4. Department of Plant Pathology, University of California, Davis, CA 95616, USA.
e-mail: hscheller@lbl.gov
Plant biomass is a convenient way to harness solar energy, and biomass is already an important supplement to fossil fuels. However, there is a great need to develop new technologies that can provide fuels, especially liquid fuels for transportation, in an efficient and environmentally friendly way.
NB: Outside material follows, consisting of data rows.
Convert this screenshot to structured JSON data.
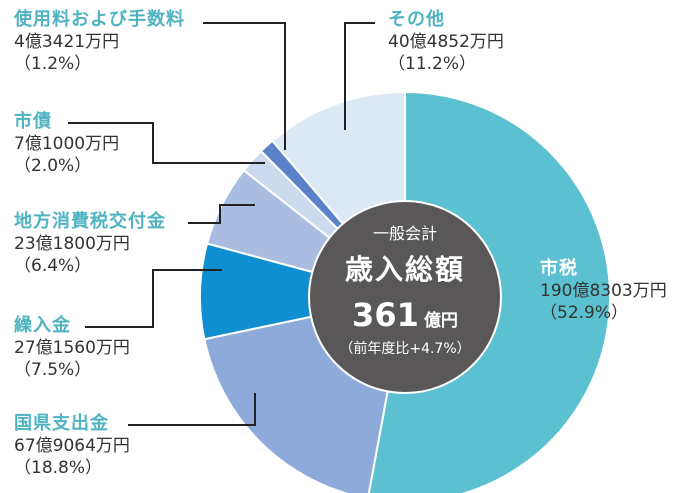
{
  "chart_data": {
    "type": "pie",
    "variant": "donut",
    "title": "一般会計 歳入総額",
    "total": {
      "value": 361,
      "unit": "億円",
      "label": "361億円",
      "yoy": "（前年度比+4.7%）"
    },
    "categories": [
      "市税",
      "国県支出金",
      "繰入金",
      "地方消費税交付金",
      "市債",
      "使用料および手数料",
      "その他"
    ],
    "values_pct": [
      52.9,
      18.8,
      7.5,
      6.4,
      2.0,
      1.2,
      11.2
    ],
    "amounts": [
      "190億8303万円",
      "67億9064万円",
      "27億1560万円",
      "23億1800万円",
      "7億1000万円",
      "4億3421万円",
      "40億4852万円"
    ],
    "colors": [
      "#5bc0cf",
      "#8eaadb",
      "#0f8fcf",
      "#a9bde0",
      "#ccdaf0",
      "#5b82c9",
      "#dde8f5"
    ],
    "start_angle_deg": 0,
    "direction": "clockwise"
  },
  "center": {
    "sub": "一般会計",
    "title": "歳入総額",
    "num": "361",
    "unit": "億円",
    "yoy": "（前年度比+4.7%）"
  },
  "labels": [
    {
      "name": "市税",
      "value": "190億8303万円",
      "pct": "（52.9%）"
    },
    {
      "name": "国県支出金",
      "value": "67億9064万円",
      "pct": "（18.8%）"
    },
    {
      "name": "繰入金",
      "value": "27億1560万円",
      "pct": "（7.5%）"
    },
    {
      "name": "地方消費税交付金",
      "value": "23億1800万円",
      "pct": "（6.4%）"
    },
    {
      "name": "市債",
      "value": "7億1000万円",
      "pct": "（2.0%）"
    },
    {
      "name": "使用料および手数料",
      "value": "4億3421万円",
      "pct": "（1.2%）"
    },
    {
      "name": "その他",
      "value": "40億4852万円",
      "pct": "（11.2%）"
    }
  ]
}
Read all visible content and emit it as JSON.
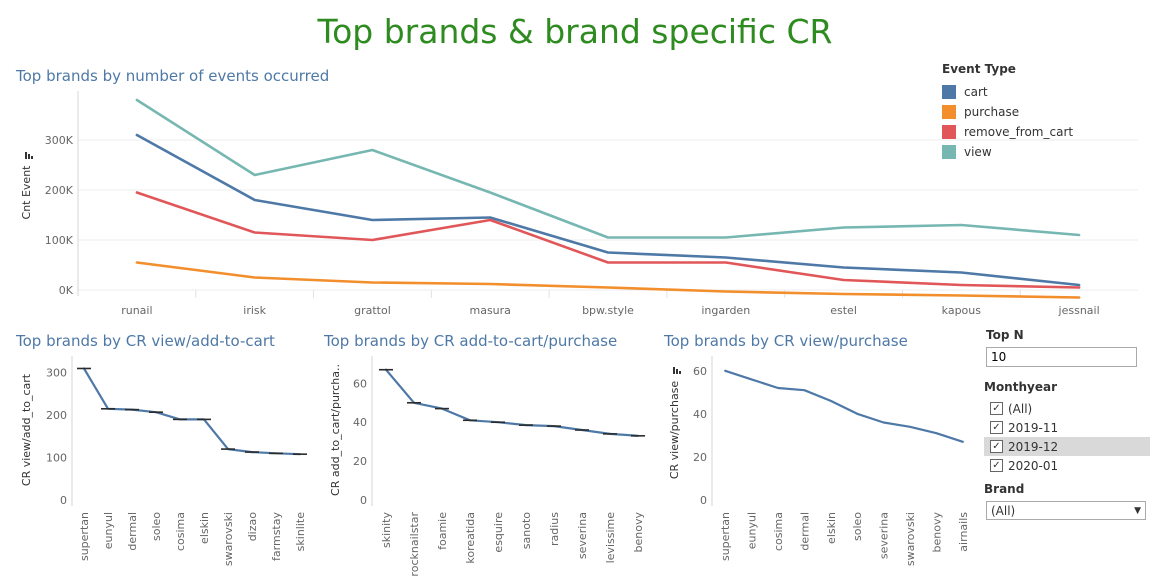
{
  "dashboard": {
    "title": "Top brands & brand specific CR"
  },
  "legend": {
    "title": "Event Type",
    "items": [
      {
        "label": "cart",
        "color": "#4e79a7"
      },
      {
        "label": "purchase",
        "color": "#f28e2b"
      },
      {
        "label": "remove_from_cart",
        "color": "#e15759"
      },
      {
        "label": "view",
        "color": "#76b7b2"
      }
    ]
  },
  "filters": {
    "topn_label": "Top N",
    "topn_value": "10",
    "monthyear_label": "Monthyear",
    "monthyear_options": [
      "(All)",
      "2019-11",
      "2019-12",
      "2020-01"
    ],
    "brand_label": "Brand",
    "brand_value": "(All)"
  },
  "chart_data": [
    {
      "type": "line",
      "title": "Top brands by number of events occurred",
      "ylabel": "Cnt Event",
      "xlabel": "",
      "categories": [
        "runail",
        "irisk",
        "grattol",
        "masura",
        "bpw.style",
        "ingarden",
        "estel",
        "kapous",
        "jessnail"
      ],
      "ylim": [
        0,
        390000
      ],
      "yticks": [
        0,
        100000,
        200000,
        300000
      ],
      "ytick_labels": [
        "0K",
        "100K",
        "200K",
        "300K"
      ],
      "series": [
        {
          "name": "cart",
          "color": "#4e79a7",
          "values": [
            310000,
            180000,
            140000,
            145000,
            75000,
            65000,
            45000,
            35000,
            10000
          ]
        },
        {
          "name": "purchase",
          "color": "#f28e2b",
          "values": [
            55000,
            25000,
            15000,
            12000,
            5000,
            -3000,
            -8000,
            -11000,
            -15000
          ]
        },
        {
          "name": "remove_from_cart",
          "color": "#e15759",
          "values": [
            195000,
            115000,
            100000,
            140000,
            55000,
            55000,
            20000,
            10000,
            5000
          ]
        },
        {
          "name": "view",
          "color": "#76b7b2",
          "values": [
            380000,
            230000,
            280000,
            195000,
            105000,
            105000,
            125000,
            130000,
            110000
          ]
        }
      ]
    },
    {
      "type": "line",
      "title": "Top brands by CR view/add-to-cart",
      "ylabel": "CR view/add_to_cart",
      "xlabel": "",
      "categories": [
        "supertan",
        "eunyul",
        "dermal",
        "soleo",
        "cosima",
        "elskin",
        "swarovski",
        "dizao",
        "farmstay",
        "skinlite"
      ],
      "ylim": [
        0,
        330
      ],
      "yticks": [
        0,
        100,
        200,
        300
      ],
      "ytick_labels": [
        "0",
        "100",
        "200",
        "300"
      ],
      "values": [
        310,
        215,
        213,
        207,
        190,
        190,
        120,
        113,
        110,
        108
      ]
    },
    {
      "type": "line",
      "title": "Top brands by CR add-to-cart/purchase",
      "ylabel": "CR add_to_cart/purcha..",
      "xlabel": "",
      "categories": [
        "skinity",
        "rocknailstar",
        "foamie",
        "koreatida",
        "esquire",
        "sanoto",
        "radius",
        "severina",
        "levissime",
        "benovy"
      ],
      "ylim": [
        0,
        72
      ],
      "yticks": [
        0,
        20,
        40,
        60
      ],
      "ytick_labels": [
        "0",
        "20",
        "40",
        "60"
      ],
      "values": [
        67,
        50,
        47,
        41,
        40,
        38.5,
        38,
        36,
        34,
        33
      ]
    },
    {
      "type": "line",
      "title": "Top brands by CR view/purchase",
      "ylabel": "CR view/purchase",
      "xlabel": "",
      "categories": [
        "supertan",
        "eunyul",
        "cosima",
        "dermal",
        "elskin",
        "soleo",
        "severina",
        "swarovski",
        "benovy",
        "airnails"
      ],
      "ylim": [
        0,
        65
      ],
      "yticks": [
        0,
        20,
        40,
        60
      ],
      "ytick_labels": [
        "0",
        "20",
        "40",
        "60"
      ],
      "values": [
        60,
        56,
        52,
        51,
        46,
        40,
        36,
        34,
        31,
        27
      ]
    }
  ]
}
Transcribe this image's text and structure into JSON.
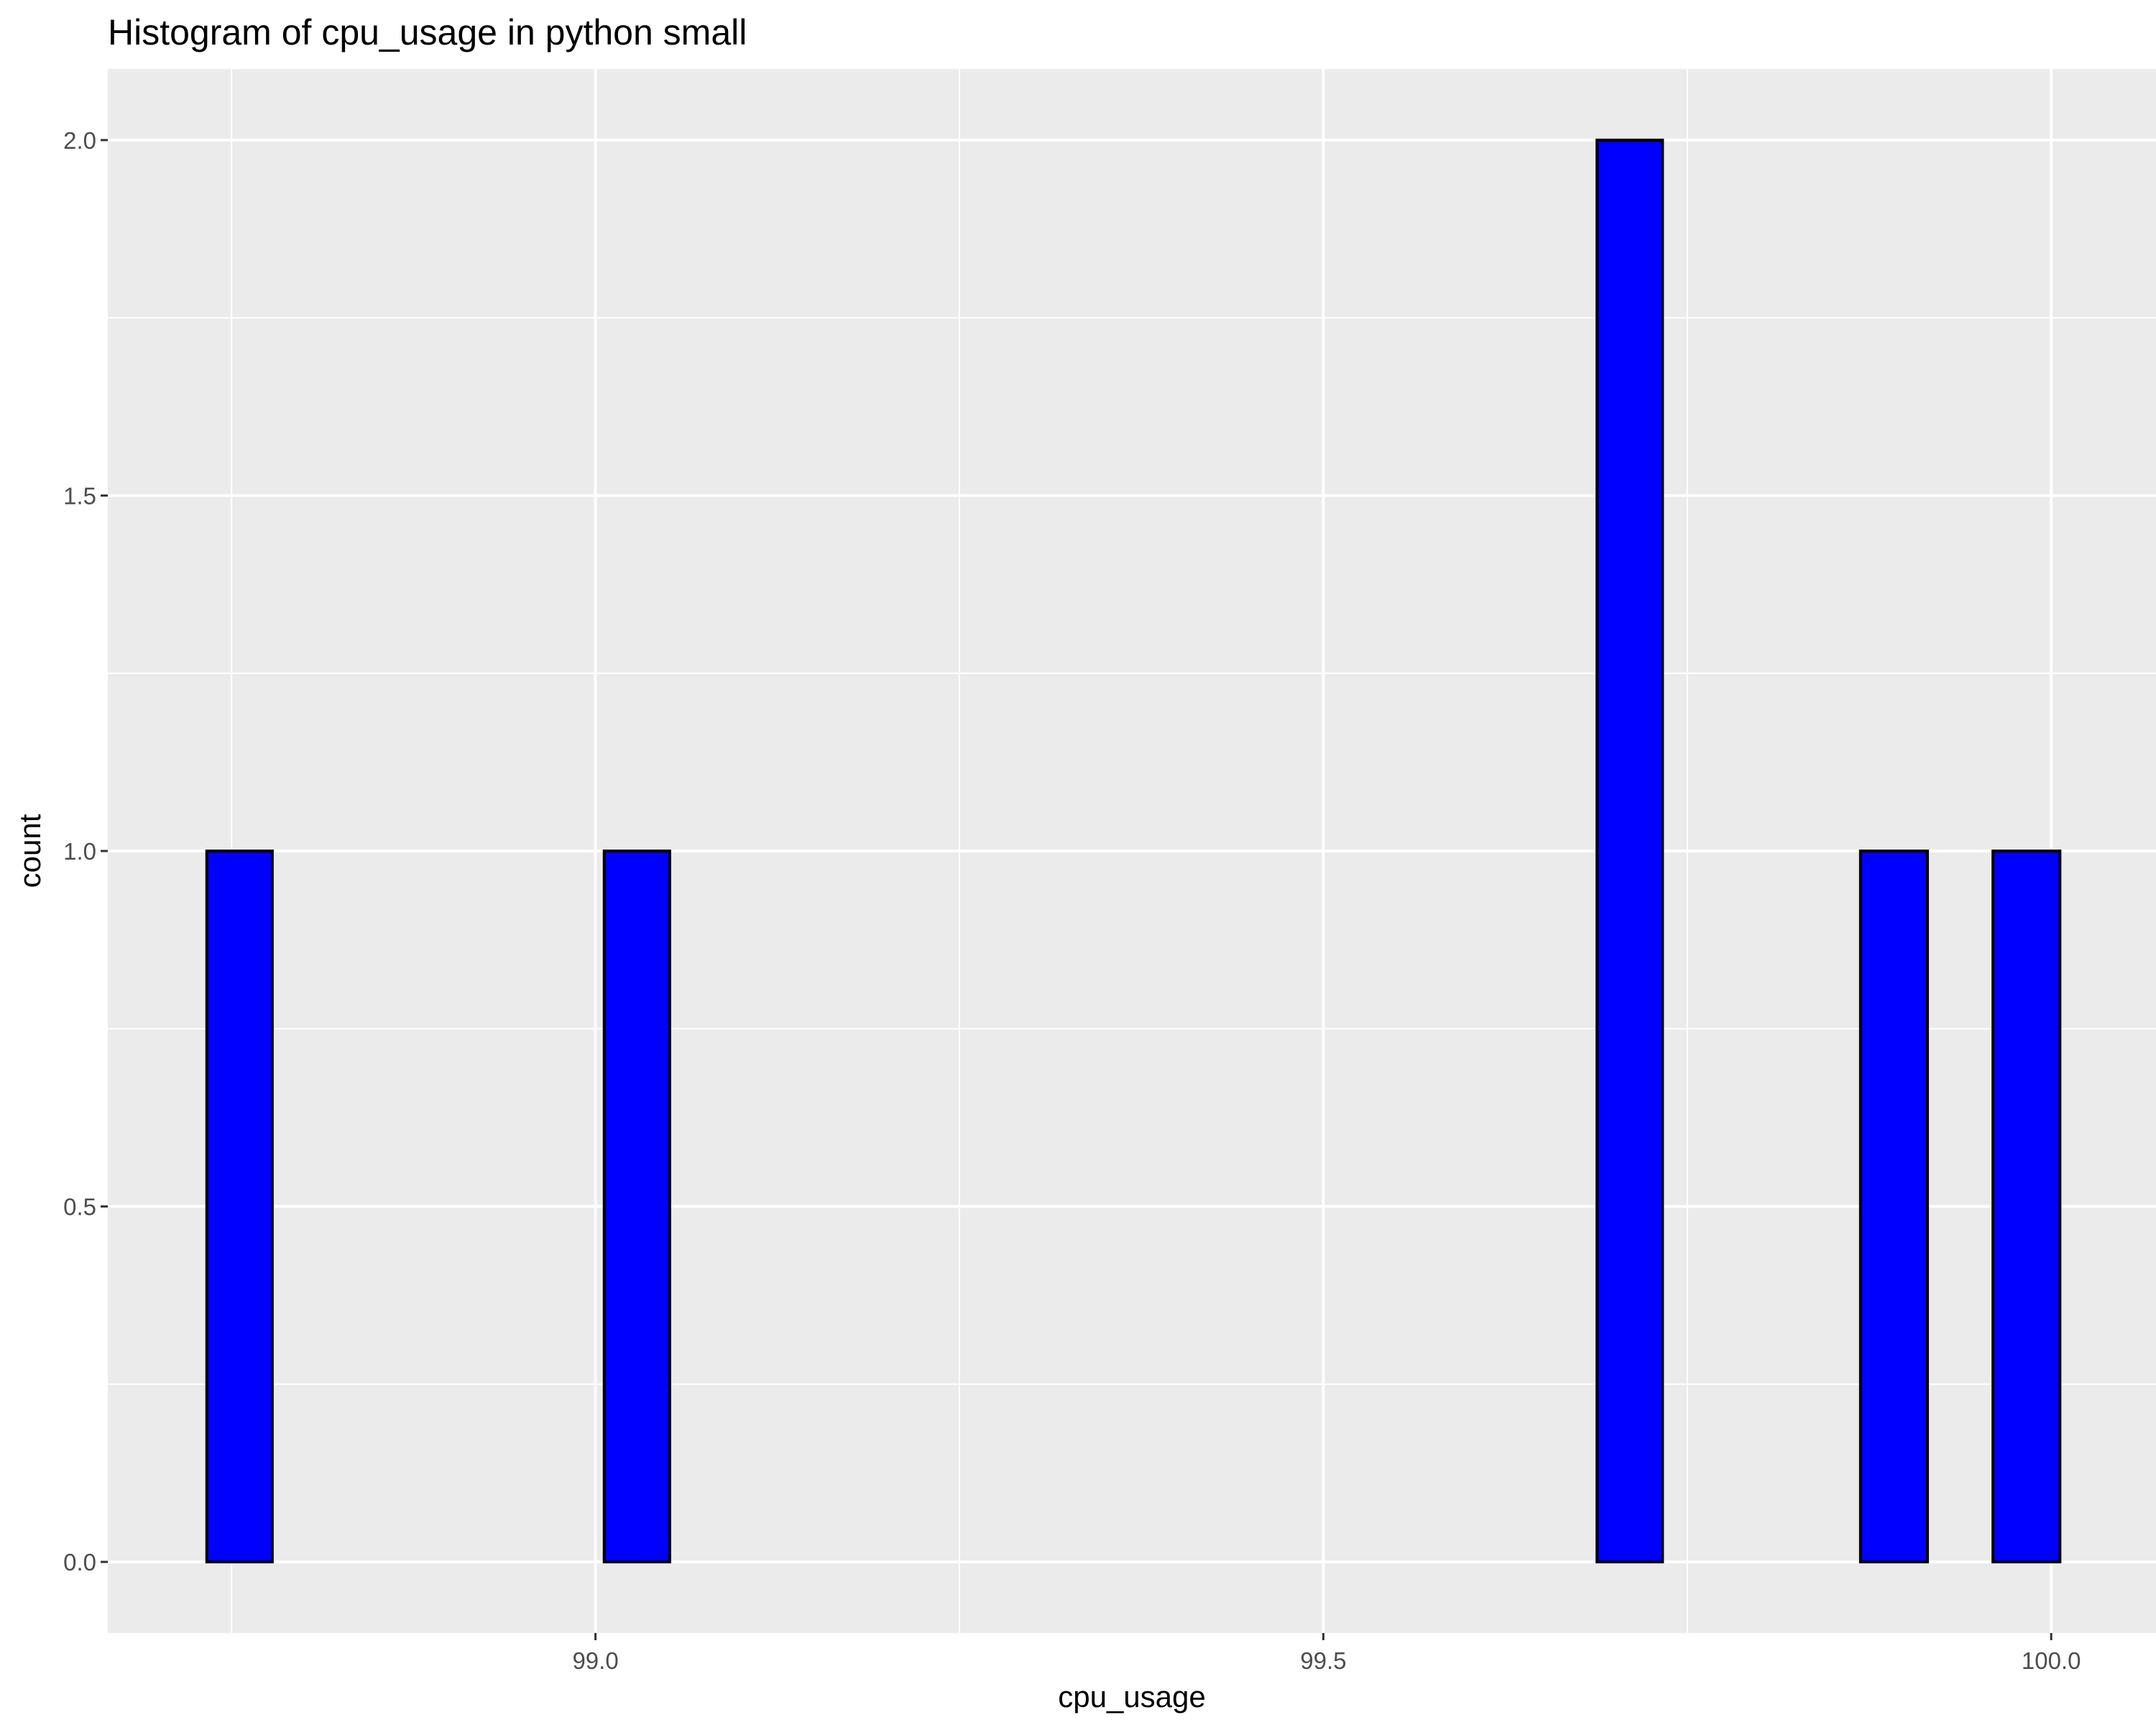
{
  "chart_data": {
    "type": "bar",
    "title": "Histogram of cpu_usage in python small",
    "xlabel": "cpu_usage",
    "ylabel": "count",
    "xlim": [
      98.665,
      100.072
    ],
    "ylim": [
      -0.1,
      2.1
    ],
    "x_ticks": [
      99.0,
      99.5,
      100.0
    ],
    "x_tick_labels": [
      "99.0",
      "99.5",
      "100.0"
    ],
    "y_ticks": [
      0,
      0.5,
      1,
      1.5,
      2
    ],
    "y_tick_labels": [
      "0.0",
      "0.5",
      "1.0",
      "1.5",
      "2.0"
    ],
    "bin_width": 0.0455,
    "bins": [
      {
        "x_start": 98.733,
        "x_end": 98.778,
        "count": 1
      },
      {
        "x_start": 98.778,
        "x_end": 98.824,
        "count": 0
      },
      {
        "x_start": 98.824,
        "x_end": 98.869,
        "count": 0
      },
      {
        "x_start": 98.869,
        "x_end": 98.915,
        "count": 0
      },
      {
        "x_start": 98.915,
        "x_end": 98.96,
        "count": 0
      },
      {
        "x_start": 98.96,
        "x_end": 99.006,
        "count": 0
      },
      {
        "x_start": 99.006,
        "x_end": 99.051,
        "count": 1
      },
      {
        "x_start": 99.051,
        "x_end": 99.097,
        "count": 0
      },
      {
        "x_start": 99.097,
        "x_end": 99.142,
        "count": 0
      },
      {
        "x_start": 99.142,
        "x_end": 99.188,
        "count": 0
      },
      {
        "x_start": 99.188,
        "x_end": 99.233,
        "count": 0
      },
      {
        "x_start": 99.233,
        "x_end": 99.279,
        "count": 0
      },
      {
        "x_start": 99.279,
        "x_end": 99.324,
        "count": 0
      },
      {
        "x_start": 99.324,
        "x_end": 99.369,
        "count": 0
      },
      {
        "x_start": 99.369,
        "x_end": 99.415,
        "count": 0
      },
      {
        "x_start": 99.415,
        "x_end": 99.46,
        "count": 0
      },
      {
        "x_start": 99.46,
        "x_end": 99.506,
        "count": 0
      },
      {
        "x_start": 99.506,
        "x_end": 99.551,
        "count": 0
      },
      {
        "x_start": 99.551,
        "x_end": 99.597,
        "count": 0
      },
      {
        "x_start": 99.597,
        "x_end": 99.642,
        "count": 0
      },
      {
        "x_start": 99.642,
        "x_end": 99.688,
        "count": 0
      },
      {
        "x_start": 99.688,
        "x_end": 99.733,
        "count": 2
      },
      {
        "x_start": 99.733,
        "x_end": 99.778,
        "count": 0
      },
      {
        "x_start": 99.778,
        "x_end": 99.824,
        "count": 0
      },
      {
        "x_start": 99.824,
        "x_end": 99.869,
        "count": 0
      },
      {
        "x_start": 99.869,
        "x_end": 99.915,
        "count": 1
      },
      {
        "x_start": 99.915,
        "x_end": 99.96,
        "count": 0
      },
      {
        "x_start": 99.96,
        "x_end": 100.006,
        "count": 1
      }
    ],
    "bar_fill": "#0000ff",
    "bar_outline": "#000000",
    "panel_background": "#ebebeb",
    "grid_color": "#ffffff",
    "grid": true,
    "legend": "none"
  }
}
Production of biofuels from biomass requires decomposition of the polymers, which are comprised mainly of polysaccharides and lignin in the plant cell walls. These polymers are recalcitrant to degradation and some degradation products cannot be converted efficiently into fuels or may even be inhibitory. A better understanding of plant cell wall biosynthesis may enable development of crops with improved properties as biofuels feedstocks. The key enzymes are glycosyltransferases (GTs) and plants need hundreds of GTs and other transferases, hydrolases and transporters to synthesize the complex polysaccharides present in the walls. However, only a few of these enzymes have had their activity demonstrated. In addition to biosynthetic enzymes, plants need pathways to regulate the biosynthesis and to allow the plant to modulate its wall according to developmental and environmental signals.
Xylans are the major non-cellulosic polysaccharides in secondary cell walls and constitute a major component of plant biomass. Despite rather detailed information on the structure of xylans little is known about their biosynthesis. We have identified several enzymes involved in xylan synthesis, including glucuronosyltransferases, feruloyl-transferases, acetyl-transferases and putative arabinosyltransferases and confirmed their biochemical activity by heterologous expression and in vitro enzyme assays. By altering the expression of xylan biosynthetic enzymes, we have obtained plants with improved saccharification properties, a lower content of inhibitory compounds such as acetate and ferulate esters, and a higher hexose/pentose ratio. Importantly, these changes to the feedstock composition and density have been achieved without negative impact on plant growth and development.